I am about to have my first date with a pretty lady who said is excited to see me today. I'm writing this on Jan 26 of this year. Yes, I'm months ahead with my writing schedule that I don't really feel like checking up on normal holidays or current events. This is probably the disadvantage that the things I write about may have already passed but it's good for me to go back and check up on how I was doing before then.
There's really no guarantee that things will go well, but I hope it does as always. I'm mainly looking at matching up our values and opening for any type of romance. I don't care how the looks are on the outside really anymore. I really enjoy the journey of becoming a better person and being there at the right time and place while possibly sharing it with someone special.

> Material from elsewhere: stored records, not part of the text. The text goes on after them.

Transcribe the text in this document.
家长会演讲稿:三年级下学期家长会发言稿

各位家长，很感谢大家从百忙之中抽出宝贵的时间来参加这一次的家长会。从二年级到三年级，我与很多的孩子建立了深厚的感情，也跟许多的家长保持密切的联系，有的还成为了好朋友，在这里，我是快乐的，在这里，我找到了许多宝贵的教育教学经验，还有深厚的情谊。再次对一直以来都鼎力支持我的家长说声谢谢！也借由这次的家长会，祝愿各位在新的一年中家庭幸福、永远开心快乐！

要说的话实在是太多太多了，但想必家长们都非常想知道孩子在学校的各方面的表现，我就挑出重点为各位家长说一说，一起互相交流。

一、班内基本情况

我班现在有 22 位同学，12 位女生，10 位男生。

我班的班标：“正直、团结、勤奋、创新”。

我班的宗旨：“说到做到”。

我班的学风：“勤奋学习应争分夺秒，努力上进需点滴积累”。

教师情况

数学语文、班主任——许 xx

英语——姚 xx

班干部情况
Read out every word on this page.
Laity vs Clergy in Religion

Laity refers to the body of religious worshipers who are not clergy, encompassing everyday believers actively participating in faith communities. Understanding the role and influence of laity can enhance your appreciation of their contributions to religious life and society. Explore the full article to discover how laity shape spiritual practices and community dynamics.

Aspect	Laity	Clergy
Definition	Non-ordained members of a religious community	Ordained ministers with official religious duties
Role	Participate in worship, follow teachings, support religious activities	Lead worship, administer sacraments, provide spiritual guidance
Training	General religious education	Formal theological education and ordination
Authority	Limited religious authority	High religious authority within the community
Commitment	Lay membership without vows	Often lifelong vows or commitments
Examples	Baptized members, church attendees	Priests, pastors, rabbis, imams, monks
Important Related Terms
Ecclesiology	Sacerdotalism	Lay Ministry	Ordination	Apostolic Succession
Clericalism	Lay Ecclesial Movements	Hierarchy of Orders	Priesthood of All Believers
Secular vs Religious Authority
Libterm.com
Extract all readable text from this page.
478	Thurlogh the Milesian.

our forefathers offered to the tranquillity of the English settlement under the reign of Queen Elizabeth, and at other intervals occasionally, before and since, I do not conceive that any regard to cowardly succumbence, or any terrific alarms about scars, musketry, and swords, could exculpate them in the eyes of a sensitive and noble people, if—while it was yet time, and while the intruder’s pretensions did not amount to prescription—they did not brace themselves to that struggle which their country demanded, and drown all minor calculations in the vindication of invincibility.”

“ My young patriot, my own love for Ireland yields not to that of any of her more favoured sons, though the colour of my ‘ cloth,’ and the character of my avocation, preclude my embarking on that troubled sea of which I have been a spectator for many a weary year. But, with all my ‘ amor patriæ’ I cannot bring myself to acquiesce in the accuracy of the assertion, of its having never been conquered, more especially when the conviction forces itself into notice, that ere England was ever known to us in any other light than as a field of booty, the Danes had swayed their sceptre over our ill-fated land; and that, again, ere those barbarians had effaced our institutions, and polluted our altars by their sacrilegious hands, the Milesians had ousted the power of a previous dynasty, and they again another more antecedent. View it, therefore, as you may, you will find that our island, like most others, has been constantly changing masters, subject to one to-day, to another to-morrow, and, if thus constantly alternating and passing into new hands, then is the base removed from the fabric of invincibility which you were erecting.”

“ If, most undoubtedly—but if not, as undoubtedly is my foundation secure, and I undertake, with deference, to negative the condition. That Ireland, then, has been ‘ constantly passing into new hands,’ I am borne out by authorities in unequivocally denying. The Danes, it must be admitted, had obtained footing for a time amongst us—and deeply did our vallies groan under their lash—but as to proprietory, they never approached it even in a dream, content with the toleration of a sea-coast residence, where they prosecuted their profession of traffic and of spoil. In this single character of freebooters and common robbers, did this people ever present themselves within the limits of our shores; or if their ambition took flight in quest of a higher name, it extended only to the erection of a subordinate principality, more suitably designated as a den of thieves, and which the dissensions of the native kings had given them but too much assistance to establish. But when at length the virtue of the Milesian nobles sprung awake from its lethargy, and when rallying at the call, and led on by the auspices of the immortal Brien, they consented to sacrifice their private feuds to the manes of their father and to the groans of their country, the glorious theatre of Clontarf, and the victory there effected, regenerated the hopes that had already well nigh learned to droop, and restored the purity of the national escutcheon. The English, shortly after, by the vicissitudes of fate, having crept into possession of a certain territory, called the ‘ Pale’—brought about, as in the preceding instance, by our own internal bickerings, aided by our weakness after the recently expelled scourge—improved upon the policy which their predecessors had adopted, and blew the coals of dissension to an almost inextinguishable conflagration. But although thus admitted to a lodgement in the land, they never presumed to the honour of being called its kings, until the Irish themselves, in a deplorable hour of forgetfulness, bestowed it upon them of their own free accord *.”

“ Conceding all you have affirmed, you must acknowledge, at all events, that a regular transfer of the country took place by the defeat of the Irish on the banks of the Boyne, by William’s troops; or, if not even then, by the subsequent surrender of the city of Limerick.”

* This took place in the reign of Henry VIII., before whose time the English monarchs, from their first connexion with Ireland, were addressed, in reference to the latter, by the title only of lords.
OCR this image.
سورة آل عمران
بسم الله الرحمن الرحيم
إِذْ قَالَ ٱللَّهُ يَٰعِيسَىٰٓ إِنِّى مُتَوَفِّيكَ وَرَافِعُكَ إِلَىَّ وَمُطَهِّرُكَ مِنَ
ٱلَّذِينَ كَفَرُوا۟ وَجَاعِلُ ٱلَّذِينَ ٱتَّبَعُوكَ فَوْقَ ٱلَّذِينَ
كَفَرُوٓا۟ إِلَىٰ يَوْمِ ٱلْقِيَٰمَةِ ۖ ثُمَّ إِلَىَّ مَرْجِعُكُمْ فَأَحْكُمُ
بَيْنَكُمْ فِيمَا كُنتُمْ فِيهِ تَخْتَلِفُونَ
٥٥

This lady I'll be meeting today might be someone special since I never expected anyone like her to take some interest in me. I have to not be shallow; otherwise, I will suffer from being filled with preconceived negativity over knowing that so many insecure and physically vulnerable women see my short height as a bad thing. I have accepted that their minds won't be changed and there's nothing I can really do about it except going after doing the things that really matter. In other words, I can just be smarter, nicer, and do things in a better way which are so many times more important than fretting about not being able to provide an immature and physically attractive lady comfort over a superficial layer that I can't really improve upon. At least I have a purpose in life and can obtain happiness with the fullest amount of self-confidence!
Also, there are already women out there who might be open-minded to a guy who just has really good and permanent characteristics that he obtained over time and they are very attracted to. My soulmate really has more growing to do as a person, since she's in the dating crowd who wants to be with a specific height; otherwise, she will feel bothered about dating a compatible guy who doesn't meet her physical standard. Also my soulmate can be so grouchy, impatient, immature, and negative sometimes. I really see these things about her now as they are brought to light after she initiated a fall out with me. I'll be looking to mend ways with her though as good friends should soon after I find myself a girlfriend.